Allergy Bro needs his firm NO to be respected.  No does not mean maybe.  Unconcerned with intense internet feels, more to firmly discourage multiplying his clear lack of consent and really disrespect to the liability med professionals face.  Whatever drama happens elsewhere should not be replicated here.

Quote
Dr. Dave Stukus ‏@AllergyKidsDoc
.@suziefro please do me a favor - take my name off your site. You know you stole this quote & are misrepresenting me. pic.twitter.com/Z1x09925Bw[\quote]


twitter.com/AllergyKidsDoc/status/806347634562793472/photo/1

This post does not constitute an endorsement of Allergy Bro.  On this single issue I will not let any of my activity be complicit in any intended or unintended attempt to co-opt his.

Offline ajasfolks2

  • Global Moderator
  • Member
  • ****
  • Posts: 11,889
  • Committee Member Firebird
Re: Desensitization Programs in the US -- OIT SLIT SCIT
« Reply #207 on: February 08, 2017, 07:46:32 AM »
Putting this here -- need to research -- feel free to comment

Allergic Tension Fatigue Syndrome

and depression as poss side effect of some food allergy treatments (OIT esp??) . . . .



Not necessarily about anxiety or depression due to fear of ingesting allergen(s), but instead an actual physical or chemical reaction that is the body's response to the allergen?  Does that makes sense?

 
« Last Edit: February 08, 2017, 07:50:31 AM by ajasfolks2 »
Is this where I blame iPhone and cuss like an old fighter pilot's wife?

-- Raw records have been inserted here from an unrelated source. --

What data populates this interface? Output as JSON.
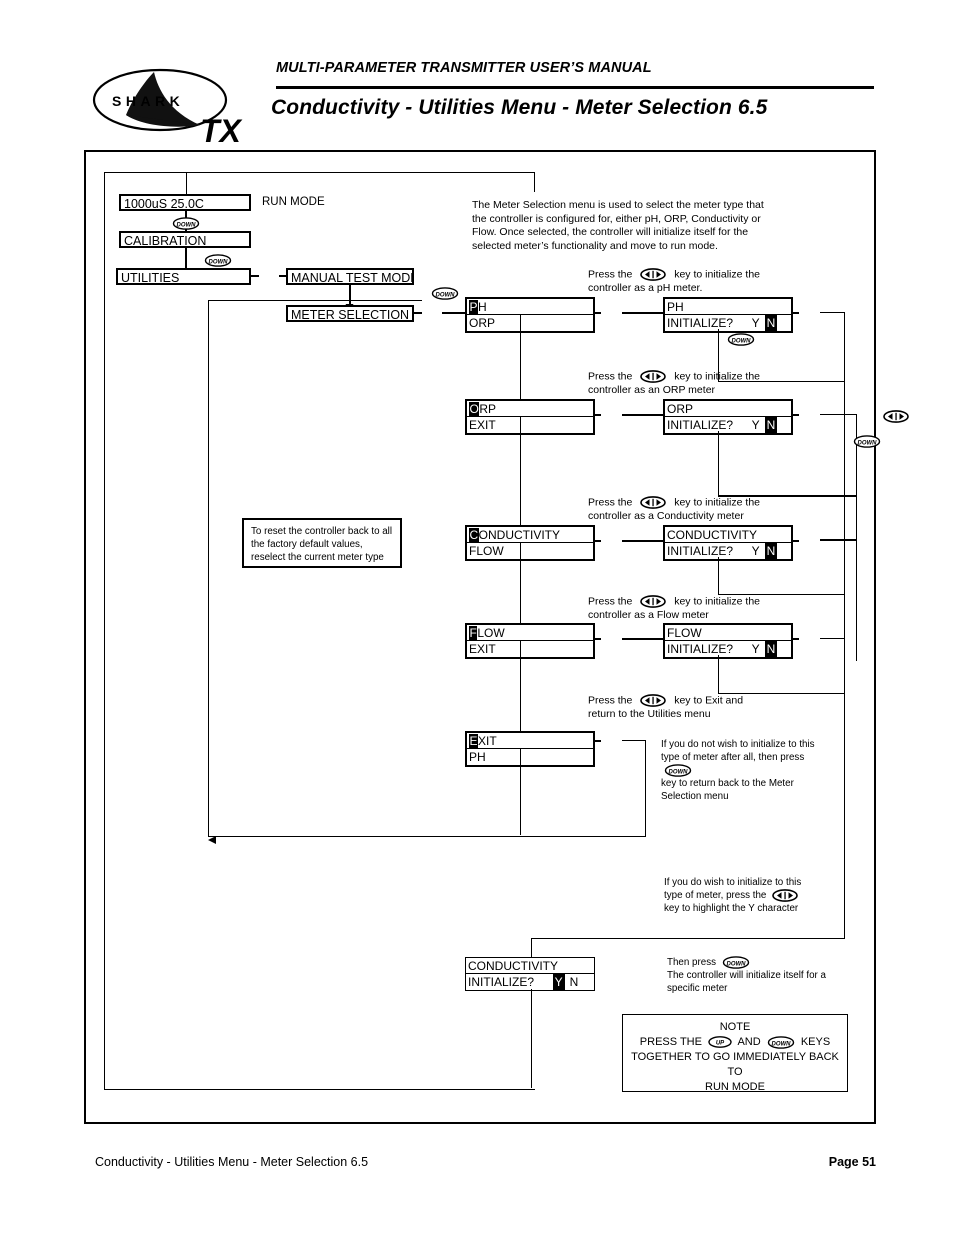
{
  "header": {
    "subtitle": "MULTI-PARAMETER TRANSMITTER USER’S MANUAL",
    "title": "Conductivity - Utilities Menu - Meter Selection 6.5",
    "logo_word": "SHARK",
    "logo_model": "TX"
  },
  "footer": {
    "left": "Conductivity - Utilities Menu - Meter Selection 6.5",
    "right": "Page 51"
  },
  "menu_chain": {
    "run_display": "1000uS  25.0C",
    "run_label": "RUN MODE",
    "calibration": "CALIBRATION",
    "utilities": "UTILITIES",
    "manual_test_mode": "MANUAL TEST MODE",
    "meter_selection": "METER SELECTION"
  },
  "intro": "The Meter Selection menu is used to select the meter type that the controller is configured for, either pH, ORP, Conductivity or Flow. Once selected, the controller will initialize itself for the selected meter’s functionality and move to run mode.",
  "reset_note": "To reset the controller back to all the factory default values, reselect the current meter type",
  "rows": [
    {
      "caption": "Press the          key to initialize the controller as a pH meter.",
      "caption_pre": "Press the",
      "caption_post": "key to initialize the",
      "caption_line2": "controller as a pH meter.",
      "sel_line1_cursor": "P",
      "sel_line1_rest": "H",
      "sel_line2": "ORP",
      "init_line1": "PH",
      "init_line2": "INITIALIZE?",
      "yes": "Y",
      "no": "N",
      "highlight": "N"
    },
    {
      "caption_pre": "Press the",
      "caption_post": "key to initialize the",
      "caption_line2": "controller as an ORP meter",
      "sel_line1_cursor": "O",
      "sel_line1_rest": "RP",
      "sel_line2": "EXIT",
      "init_line1": "ORP",
      "init_line2": "INITIALIZE?",
      "yes": "Y",
      "no": "N",
      "highlight": "N"
    },
    {
      "caption_pre": "Press the",
      "caption_post": "key to initialize the",
      "caption_line2": "controller as a Conductivity meter",
      "sel_line1_cursor": "C",
      "sel_line1_rest": "ONDUCTIVITY",
      "sel_line2": "FLOW",
      "init_line1": "CONDUCTIVITY",
      "init_line2": "INITIALIZE?",
      "yes": "Y",
      "no": "N",
      "highlight": "N"
    },
    {
      "caption_pre": "Press the",
      "caption_post": "key to initialize the",
      "caption_line2": "controller as a Flow meter",
      "sel_line1_cursor": "F",
      "sel_line1_rest": "LOW",
      "sel_line2": "EXIT",
      "init_line1": "FLOW",
      "init_line2": "INITIALIZE?",
      "yes": "Y",
      "no": "N",
      "highlight": "N"
    }
  ],
  "exit_row": {
    "caption_pre": "Press the",
    "caption_post": "key to Exit and",
    "caption_line2": "return to the Utilities menu",
    "sel_line1_cursor": "E",
    "sel_line1_rest": "XIT",
    "sel_line2": "PH"
  },
  "exit_note": {
    "l1": "If you do not wish to initialize to this",
    "l2_pre": "type of meter after all, then press",
    "l3": "key to return back to the Meter",
    "l4": "Selection menu"
  },
  "yes_note": {
    "l1": "If you do wish to initialize to this",
    "l2_pre": "type of meter, press the",
    "l3": "key to highlight the Y character"
  },
  "bottom_lcd": {
    "line1": "CONDUCTIVITY",
    "line2": "INITIALIZE?",
    "yes": "Y",
    "no": "N",
    "highlight": "Y"
  },
  "then_note": {
    "l1_pre": "Then press",
    "l2": "The controller will initialize itself for a",
    "l3": "specific meter"
  },
  "note_box": {
    "title": "NOTE",
    "l1_pre": "PRESS THE",
    "l1_mid": "AND",
    "l1_post": "KEYS",
    "l2": "TOGETHER TO GO IMMEDIATELY BACK TO",
    "l3": "RUN MODE"
  },
  "icons": {
    "left_right_key": "left-right-arrow-key",
    "down_key": "DOWN",
    "up_key": "UP"
  }
}
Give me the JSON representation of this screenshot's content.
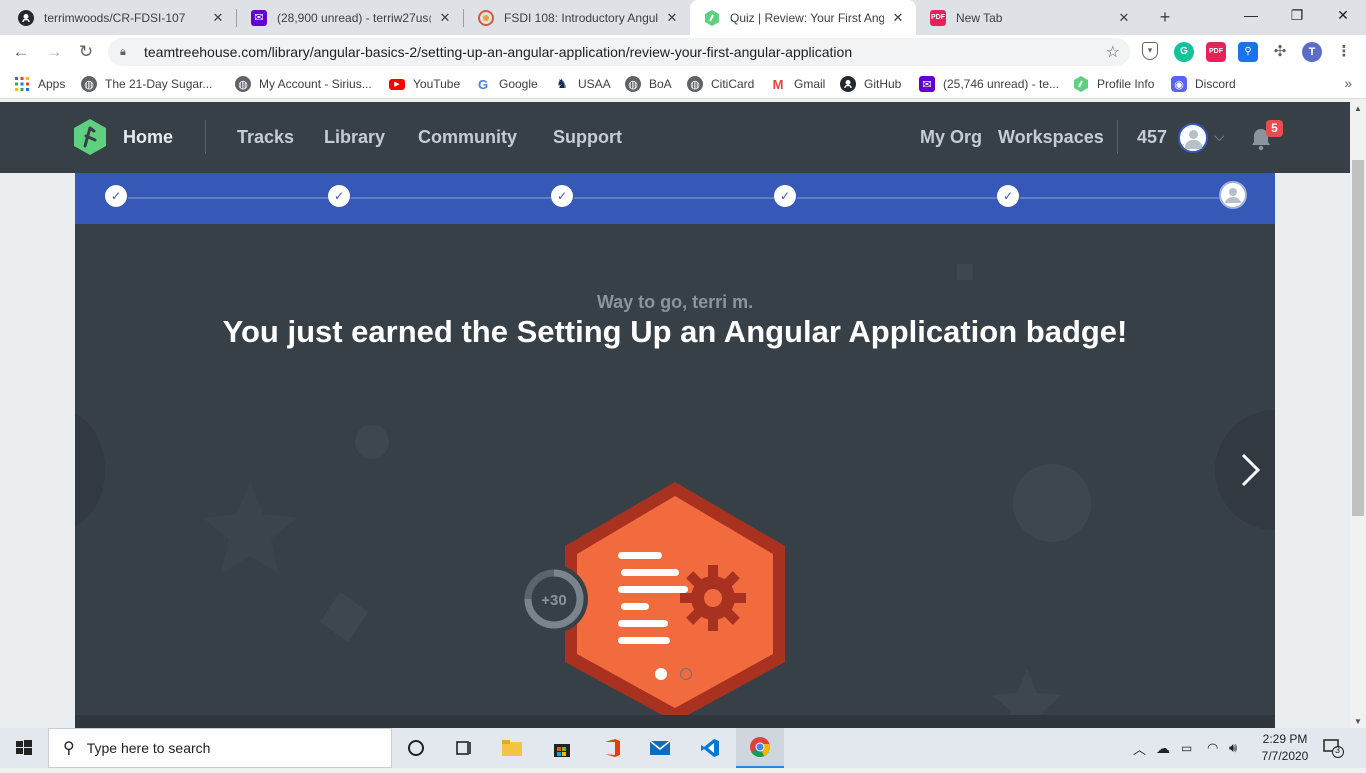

**(&%@@&%$^%$#^%$#$*&      LOL!!   

Offline ajasfolks2

  • Global Moderator
  • Member
  • ****
  • Posts: 11,889
  • Committee Member Firebird
Re: Desensitization Programs in the US -- OIT SLIT SCIT
« Reply #208 on: February 08, 2017, 07:53:42 AM »

  Covered by insurance, fyi.


Yeah, well, just FYI.  The "how" this is being covered by insurance (as to HOW it is billed by medical care provider) is potentially a huge problem.

Filing every OIT visit as a "food challenge" is NOT what was intended for that CPT code and coverage thank you very much.
Is this where I blame iPhone and cuss like an old fighter pilot's wife?

**(&%@@&%$^%$#^%$#$*&      LOL!!   

Offline hk

  • Member
  • ***
  • Posts: 1,923
Re: Desensitization Programs in the US -- OIT SLIT SCIT
« Reply #209 on: April 03, 2017, 03:00:20 PM »
Putting this here -- need to research -- feel free to comment

Allergic Tension Fatigue Syndrome

and depression as poss side effect of some food allergy treatments (OIT esp??) . . . .



Not necessarily about anxiety or depression due to fear of ingesting allergen(s), but instead an actual physical or chemical reaction that is the body's response to the allergen?  Does that makes sense?


I need to look into this.  DD is starting OIT this week and already has a history of anxiety. 
DD (13 yo) - peanut, tree nut, egg, sesame, avocado, cherries, mango and possibly fish?